WHAT IS RISE?
RISE is a collective within the Hunter College Dance Department of faculty, students, and staff committed to shifting the colonial, white supremacist, racist philosophies/behaviors that directly and indirectly devalue, oppress, and traumatize BIPOC members of the community. RISE is for collaborators who create programming that centers community engagement, builds trust/relationship, and challenges assumptions around pedagogy and learning.
OUR ORIGINS
On November 10, 2020 four Hunter Dance faculty members (David Capps, Maura Donohue, Quilan Arnold, and Jessica Nicoll) met to discuss the Dance Department administration’s first attempt to address issues of diversity, equity, and inclusion within the department and in response to the resurging Black Lives Matter movement, and the deafening silence that followed. The only departmental effort to directly discuss issues of systemic racism was a single (August 25) Zoom meeting led by Deborah Cohen of Human in Common—encouraging faculty to implement community agreements and use Human in Common’s DEI language in course syllabi; there was no follow-up.

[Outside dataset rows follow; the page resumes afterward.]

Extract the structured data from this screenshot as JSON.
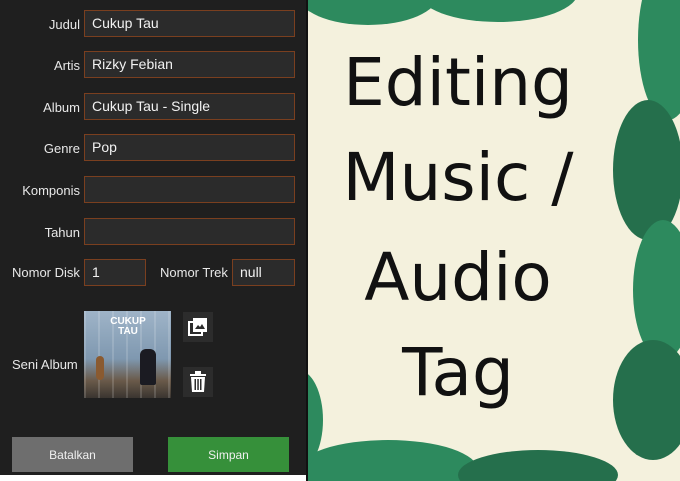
{
  "form": {
    "fields": [
      {
        "label": "Judul",
        "value": "Cukup Tau"
      },
      {
        "label": "Artis",
        "value": "Rizky Febian"
      },
      {
        "label": "Album",
        "value": "Cukup Tau - Single"
      },
      {
        "label": "Genre",
        "value": "Pop"
      },
      {
        "label": "Komponis",
        "value": ""
      },
      {
        "label": "Tahun",
        "value": ""
      }
    ],
    "disk": {
      "label": "Nomor Disk",
      "value": "1"
    },
    "track": {
      "label": "Nomor Trek",
      "value": "null"
    },
    "album_art": {
      "label": "Seni Album",
      "cover_text": "CUKUP TAU"
    },
    "cancel_label": "Batalkan",
    "save_label": "Simpan"
  },
  "banner": {
    "lines": [
      "Editing",
      "Music /",
      "Audio",
      "Tag"
    ]
  },
  "colors": {
    "panel": "#1f1f1f",
    "field_border": "#7a3f1f",
    "save": "#36903a",
    "cancel": "#6e6e6e",
    "leaf": "#2d8a5e",
    "background": "#f4f1dd"
  }
}
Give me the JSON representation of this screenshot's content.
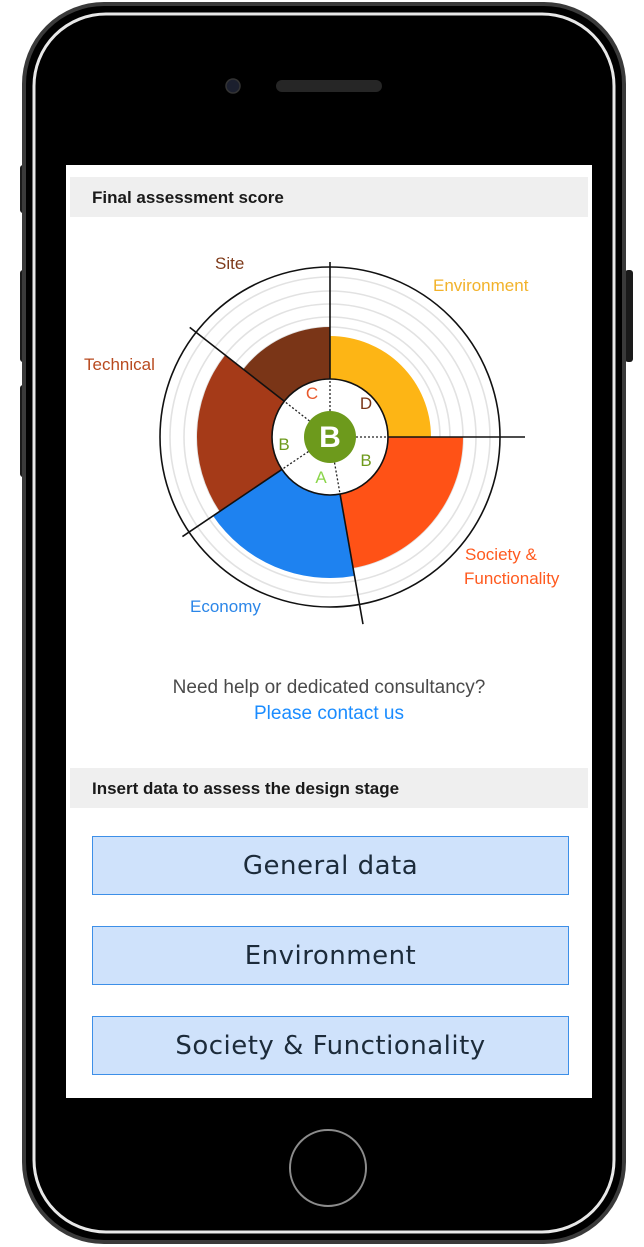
{
  "header1": {
    "title": "Final assessment score"
  },
  "header2": {
    "title": "Insert data to assess the design stage"
  },
  "help": {
    "text": "Need help or dedicated consultancy?",
    "link": "Please contact us"
  },
  "buttons": [
    {
      "label": "General data"
    },
    {
      "label": "Environment"
    },
    {
      "label": "Society & Functionality"
    }
  ],
  "chart_data": {
    "type": "polar-area",
    "overall_grade": "B",
    "categories": [
      {
        "name": "Environment",
        "grade": "D",
        "color": "#FDB515"
      },
      {
        "name": "Society &",
        "name2": "Functionality",
        "grade": "B",
        "color": "#FF5216"
      },
      {
        "name": "Economy",
        "grade": "A",
        "color": "#1E82F0"
      },
      {
        "name": "Technical",
        "grade": "B",
        "color": "#A53A18"
      },
      {
        "name": "Site",
        "grade": "C",
        "color": "#7A3517"
      }
    ],
    "label_colors": {
      "Environment": "#F2B22A",
      "Society": "#FF5A1F",
      "Economy": "#2B86E8",
      "Technical": "#B84A1F",
      "Site": "#7E3A1A",
      "grade_D": "#7A3517",
      "grade_B": "#6E9A1C",
      "grade_A": "#8BD64B",
      "grade_C": "#E8582B"
    },
    "center_color": "#6D9A1C"
  }
}
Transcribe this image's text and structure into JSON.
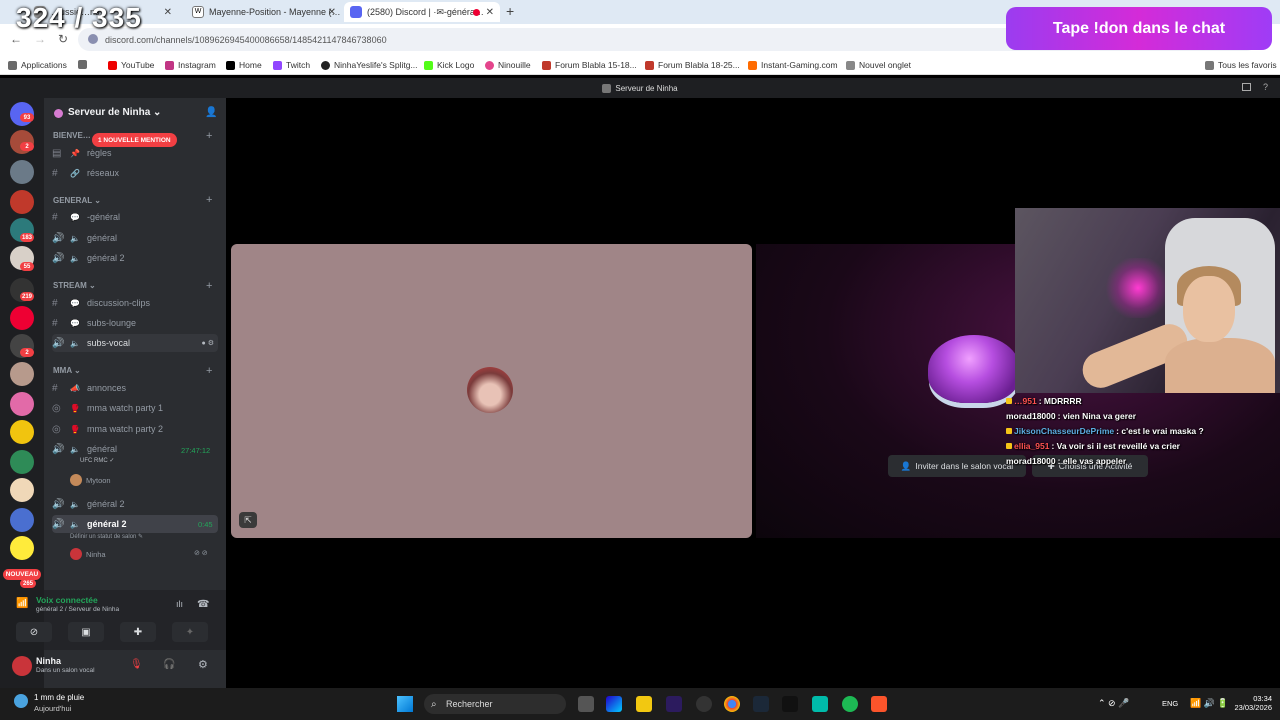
{
  "browser": {
    "tabs": [
      {
        "label": "…ussie…ns",
        "active": false
      },
      {
        "label": "Mayenne-Position - Mayenne (…",
        "active": false
      },
      {
        "label": "(2580) Discord | ·✉-généra…",
        "active": true
      }
    ],
    "url": "discord.com/channels/1089626945400086658/1485421147846738060",
    "bookmarks": [
      "Applications",
      "YouTube",
      "Instagram",
      "Home",
      "Twitch",
      "NinhaYeslife's Splitg...",
      "Kick Logo",
      "Ninouille",
      "Forum Blabla 15-18...",
      "Forum Blabla 18-25...",
      "Instant-Gaming.com",
      "Nouvel onglet"
    ],
    "bookmarks_right": "Tous les favoris"
  },
  "overlay": {
    "counter": "324 / 335",
    "banner": "Tape !don dans le chat"
  },
  "discord": {
    "window_title": "Serveur de Ninha",
    "server_name": "Serveur de Ninha",
    "mention_pill": "1 NOUVELLE MENTION",
    "bienvenue": "BIENVE…",
    "rail_badges": [
      "93",
      "2",
      "183",
      "55",
      "219",
      "2",
      "265"
    ],
    "nouveau": "NOUVEAU",
    "categories": {
      "general": "GENERAL",
      "stream": "STREAM",
      "mma": "MMA"
    },
    "channels": {
      "regles": "règles",
      "reseaux": "réseaux",
      "general_text": "-général",
      "general_voice": "général",
      "general2_voice": "général 2",
      "discussion_clips": "discussion-clips",
      "subs_lounge": "subs-lounge",
      "subs_vocal": "subs-vocal",
      "annonces": "annonces",
      "mma_party1": "mma watch party 1",
      "mma_party2": "mma watch party 2",
      "mma_general": "général",
      "mma_general_timer": "27:47:12",
      "mma_general_tag": "UFC RMC",
      "mma_general_user": "Mytoon",
      "mma_general2a": "général 2",
      "mma_general2b": "général 2",
      "mma_general2b_timer": "0:45",
      "status_prompt": "Définir un statut de salon",
      "mma_general2b_user": "Ninha"
    },
    "voice": {
      "title": "Voix connectée",
      "subtitle": "général 2 / Serveur de Ninha"
    },
    "me": {
      "name": "Ninha",
      "status": "Dans un salon vocal"
    },
    "stage": {
      "invite": "Inviter dans le salon vocal",
      "activity": "Choisis une Activité"
    }
  },
  "chat": [
    {
      "user": "…951",
      "msg": ": MDRRRR"
    },
    {
      "user": "morad18000",
      "msg": ": vien Nina va gerer"
    },
    {
      "user": "JiksonChasseurDePrime",
      "msg": ": c'est le vrai maska ?"
    },
    {
      "user": "ellia_951",
      "msg": ": Va voir si il est reveillé va crier"
    },
    {
      "user": "morad18000",
      "msg": ": elle vas appeler"
    }
  ],
  "taskbar": {
    "weather": "1 mm de pluie",
    "weather_sub": "Aujourd'hui",
    "search": "Rechercher",
    "lang": "ENG",
    "time": "03:34",
    "date": "23/03/2026"
  },
  "colors": {
    "discord_bg": "#2b2d31",
    "rail_bg": "#1e1f22",
    "accent_green": "#23a55a",
    "mention_red": "#f23f43",
    "banner": "#c92bd8"
  }
}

As the Fall semester began, Hunter Dance administration focused on the pandemic and budget cuts. The cuts, implemented without community input and described as pandemic-related, went straight at BIPOC courses. The elimination of Hip Hop 2 was just one example of ongoing patterns of unacknowledged inequity within the department. Canceling the course, with no explanation, intensified BIPOC community members’ experience of being silenced and heightened frustrations among students and faculty. The participants in the November 10 meeting noted students’ expressions of duress and voiced their desire to begin small; calling on several students and faculty members who were committed to trying to change the culture from within.
On November 17, four students joined the initial group of concerned faculty: Ashley Bethea and Zenzilé Tongé, undergraduates and leaders of Hunter College’s Black Student Union (BSU), who were spearheading a campaign (ultimately successful) to re-instate the cut Hip Hop course; and Karisma Jay and Maxine Montilus, MFA students and leaders of the Black Dance at Hunter Collective (BDHC), who pushed the college’s administration to support the Dance Department’s participation in a People’s Institute for Survival and Beyond (PISAB) workshop, Undoing Racism. (Over several months, the BDHC effort, supported by a follow-up letter from the White Anti-Racist Caucus (WAC) also showed evidence of success.)
This group of eight (plus, on occasion, another undergraduate student, Portia Wells) resolved to meet bi-weekly to support actions to focus the Dance Department on developing an inclusive curriculum and building community-wide, anti-racist pedagogy. After several meetings the group chose a name—Re-Imagine Social Equity (RISE). In addition to the letter campaigns by BSU and BDHC, RISE has been behind the Kick-Off events of Spring 2021 (including Welcome Week, Mash-Up classes and gatherings in Spatial Chat); the Conditions for Change: A Pedagogical Cypher event sponsored by Transformative Learning in the Humanities; and the continuing organization of the upcoming PISAB workshop (August, 2021) and coordinated events that will occur in Fall 2021.